Presenting the Initial AMD Small Language Model (SLM): AMD-Llama-135M And AMD-Llama-135M-Code Models Drives AI Development.
Introduction
There has been a lot of talk and attention given to the fast advancement of artificial intelligence technologies, particularly with regard to large language models (LLMs). These language models, which started with ChatGPT and went on to include GPT-4 and Llama, have shown hitherto unheard-of talents in natural language production, processing, and interpretation. Small language models, on the other hand, are becoming more and more important in the AI model community because of their special benefit for certain use cases.
Why Create Your Own SLMs (Small Language Models)?
In the now fast growing area of artificial intelligence, LLMs models such as GPT-4 and Llama 3.1 have lifted the bar for performance and capacity. Although LLMs have significance, small language models (SLMs) provide a strong argument since they offer a workable solution that strikes a compromise between operational limitations and performance.
Furthermore, it is well recognized that training LLMs often necessitates a large array of expensive GPUs. The requirement for data rises exponentially with model size. Even with a well-trained LLM, it may sometimes be challenging to operate it effectively on a client device with very constrained processing power.

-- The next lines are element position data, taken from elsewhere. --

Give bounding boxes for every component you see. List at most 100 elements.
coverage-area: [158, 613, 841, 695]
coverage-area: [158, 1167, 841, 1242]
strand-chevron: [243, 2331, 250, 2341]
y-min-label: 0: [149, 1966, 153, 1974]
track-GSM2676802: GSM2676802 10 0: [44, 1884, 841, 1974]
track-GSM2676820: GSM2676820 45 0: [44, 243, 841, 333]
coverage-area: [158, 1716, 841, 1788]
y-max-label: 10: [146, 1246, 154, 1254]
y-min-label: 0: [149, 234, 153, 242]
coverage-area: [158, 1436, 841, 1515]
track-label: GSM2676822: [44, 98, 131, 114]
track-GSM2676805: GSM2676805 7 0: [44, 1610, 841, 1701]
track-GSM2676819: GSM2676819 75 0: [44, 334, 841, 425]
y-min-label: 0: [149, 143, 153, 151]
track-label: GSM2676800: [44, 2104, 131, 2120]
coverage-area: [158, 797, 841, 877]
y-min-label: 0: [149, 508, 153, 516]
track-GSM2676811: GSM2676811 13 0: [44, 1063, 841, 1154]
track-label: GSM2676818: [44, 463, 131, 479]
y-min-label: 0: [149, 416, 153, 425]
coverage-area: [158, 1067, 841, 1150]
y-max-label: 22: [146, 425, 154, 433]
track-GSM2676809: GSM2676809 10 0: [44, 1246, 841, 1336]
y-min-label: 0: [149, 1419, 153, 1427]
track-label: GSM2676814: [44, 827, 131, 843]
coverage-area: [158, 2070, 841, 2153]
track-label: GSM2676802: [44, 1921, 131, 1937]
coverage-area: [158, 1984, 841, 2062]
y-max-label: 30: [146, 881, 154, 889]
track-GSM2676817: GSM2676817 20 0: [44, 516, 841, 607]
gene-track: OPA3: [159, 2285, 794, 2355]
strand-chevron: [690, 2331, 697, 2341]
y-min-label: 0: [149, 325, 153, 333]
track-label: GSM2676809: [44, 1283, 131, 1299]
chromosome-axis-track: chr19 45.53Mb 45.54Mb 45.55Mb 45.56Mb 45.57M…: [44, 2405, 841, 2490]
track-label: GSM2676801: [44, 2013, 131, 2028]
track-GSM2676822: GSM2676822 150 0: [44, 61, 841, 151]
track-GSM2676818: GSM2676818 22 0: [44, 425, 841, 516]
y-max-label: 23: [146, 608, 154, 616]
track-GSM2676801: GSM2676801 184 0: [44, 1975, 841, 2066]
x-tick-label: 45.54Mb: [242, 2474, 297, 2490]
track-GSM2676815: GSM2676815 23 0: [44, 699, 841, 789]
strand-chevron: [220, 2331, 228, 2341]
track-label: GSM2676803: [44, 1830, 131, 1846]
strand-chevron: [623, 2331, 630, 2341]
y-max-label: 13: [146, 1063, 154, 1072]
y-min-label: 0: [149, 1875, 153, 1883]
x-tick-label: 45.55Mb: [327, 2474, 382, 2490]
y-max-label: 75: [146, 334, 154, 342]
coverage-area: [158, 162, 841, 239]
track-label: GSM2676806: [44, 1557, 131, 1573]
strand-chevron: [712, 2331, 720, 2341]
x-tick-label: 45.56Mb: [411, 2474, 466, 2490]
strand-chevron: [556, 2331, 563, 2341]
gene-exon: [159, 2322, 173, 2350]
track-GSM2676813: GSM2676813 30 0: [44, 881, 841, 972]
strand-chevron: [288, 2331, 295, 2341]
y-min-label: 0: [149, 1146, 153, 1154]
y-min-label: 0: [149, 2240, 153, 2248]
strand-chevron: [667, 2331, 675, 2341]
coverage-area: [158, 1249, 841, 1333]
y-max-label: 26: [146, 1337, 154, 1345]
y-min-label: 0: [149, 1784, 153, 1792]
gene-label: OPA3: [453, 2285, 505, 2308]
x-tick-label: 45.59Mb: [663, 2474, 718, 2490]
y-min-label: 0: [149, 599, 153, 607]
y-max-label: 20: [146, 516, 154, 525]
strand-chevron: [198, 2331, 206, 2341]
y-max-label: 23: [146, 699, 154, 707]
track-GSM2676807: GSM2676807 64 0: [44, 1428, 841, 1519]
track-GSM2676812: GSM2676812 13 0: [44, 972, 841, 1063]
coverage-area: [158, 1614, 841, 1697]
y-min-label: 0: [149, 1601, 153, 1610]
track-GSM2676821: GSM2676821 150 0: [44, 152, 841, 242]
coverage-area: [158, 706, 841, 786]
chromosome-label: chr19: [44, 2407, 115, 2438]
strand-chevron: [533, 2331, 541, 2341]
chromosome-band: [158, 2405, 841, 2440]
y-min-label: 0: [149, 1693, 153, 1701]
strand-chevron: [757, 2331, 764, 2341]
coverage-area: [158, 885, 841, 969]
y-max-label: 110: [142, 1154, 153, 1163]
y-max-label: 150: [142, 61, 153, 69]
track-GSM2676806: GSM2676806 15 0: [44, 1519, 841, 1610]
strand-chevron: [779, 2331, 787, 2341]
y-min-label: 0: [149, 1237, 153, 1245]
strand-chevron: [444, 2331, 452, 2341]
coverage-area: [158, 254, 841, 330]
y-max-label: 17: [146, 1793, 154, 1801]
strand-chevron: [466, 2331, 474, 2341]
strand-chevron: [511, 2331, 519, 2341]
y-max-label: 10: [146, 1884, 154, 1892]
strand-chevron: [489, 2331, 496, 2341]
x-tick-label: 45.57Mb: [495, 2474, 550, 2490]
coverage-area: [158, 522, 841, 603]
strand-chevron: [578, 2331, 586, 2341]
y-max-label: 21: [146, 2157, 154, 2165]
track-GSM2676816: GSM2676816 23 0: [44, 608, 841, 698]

Many community developers find it difficult to strike a compromise between the availability of enough computing resources and datasets and the goal of improving model performance and accuracy as a result of these variables. The introduction of SLM offers an alternate approach to these situations of resource-intensive training and inference, assisting in a major reduction in the cost of hardware, memory, and power use.
Innovations in SLM AI Models
The first AMD-135M SLM with Speculative Decoding is being released by AMD. The AMD-Llama-135M and AMD-Llama-135M-code models are the first two tiny language models for the Llama family, and they were trained entirely on AMD Instinct MI250 accelerators using 690B tokens. To enable developers to replicate the model and assist in training further SLMs and LLMs, the training code, dataset, and weights for this model are made available as open source.
Create and Implement the Model
The training process for this model consisted of two main stages: first, it was necessary to train the AMD-Llama-135M model from scratch using 670B tokens of general data. Next, it was necessary to execute a second training on 20B tokens of code data in order to produce AMD-Llama-135M-code. The draft model for CodeLlama-7b (a pretrained open-source transformer model on code generation created by Meta and accessible on Hugging Face) was AMD-Llama-135M-code. All of the AMD hardware platforms it examined saw an average 2-3x speedup in deployed performance.
AMD benchmarked with various open-source models of similar size to demonstrate that the AMD-135M model has performance equivalent to well-known models on the market. The outcome showed that AMD-135M can perform at a state-of-the-art level on tasks like Hellaswag, SciQ, and ARC-Easy, outperforming Llama-68M and LLama-160M models. Additionally, as the chart below illustrates, the performance for the tasks assigned under Hellaswag, WinoGrande, SciQ, MMLU, and ARC-Easy is comparable to that of GPT2-124M and OPT-125M.
AMD-135M Model Outperforms Small Language Models Available for Public Development on Specific Tasks.
Prior to training
AMD-Llama-135M: It used 670B general data to train the model from scratch on the MI250 accelerator. Pretraining AMD-Llama-135M on four MI250 nodes, each with four MI250 accelerators (each with eight virtual GPU cards and 64G of RAM), took us six full days.
Pretrain Dataset: To pretrain the 135M model, it used the SlimPajama and Project Gutenberg datasets. Over 70,000 free ebooks are in Project Gutenberg. This equals 670 billion tokens.
Code Adjustment
AMD-code Llama-135M: It improved the AMD-Llama-135M further by adding 20B code data tokens to make it more precise and enable a certain code mode. The AMD-Llama-135M-code tuning process required four full days on four MI250 accelerators.
Code Dataset: To refine our 135M pretrained model, they used the Python part of the StarCoder dataset. The StarCoder dataset, which contains data from GitHub Issues, Jupyter notebooks, and GitHub contributions, totals over 250B tokens and consists of 783GB of code spanning 86 programming languages. Specifically, AMD concentrated on the Python programming language. As a result, it extracted the Python subset, which had around 20B tokens.
Conjectural Interpretation
An autoregressive method is usually used for inference in large language models. This method’s primary drawback is that it can only produce one token each forward pass, which has a negative impact on total inference speed and memory access efficiency.
This issue has been resolved with the development of speculative decoding. The primary idea is to build a collection of candidate tokens using a tiny draft model and then validate them with a bigger target model. By generating several tokens on each forward pass without sacrificing performance, this method dramatically lowers the amount of memory access required and enables speed increases of many orders of magnitude.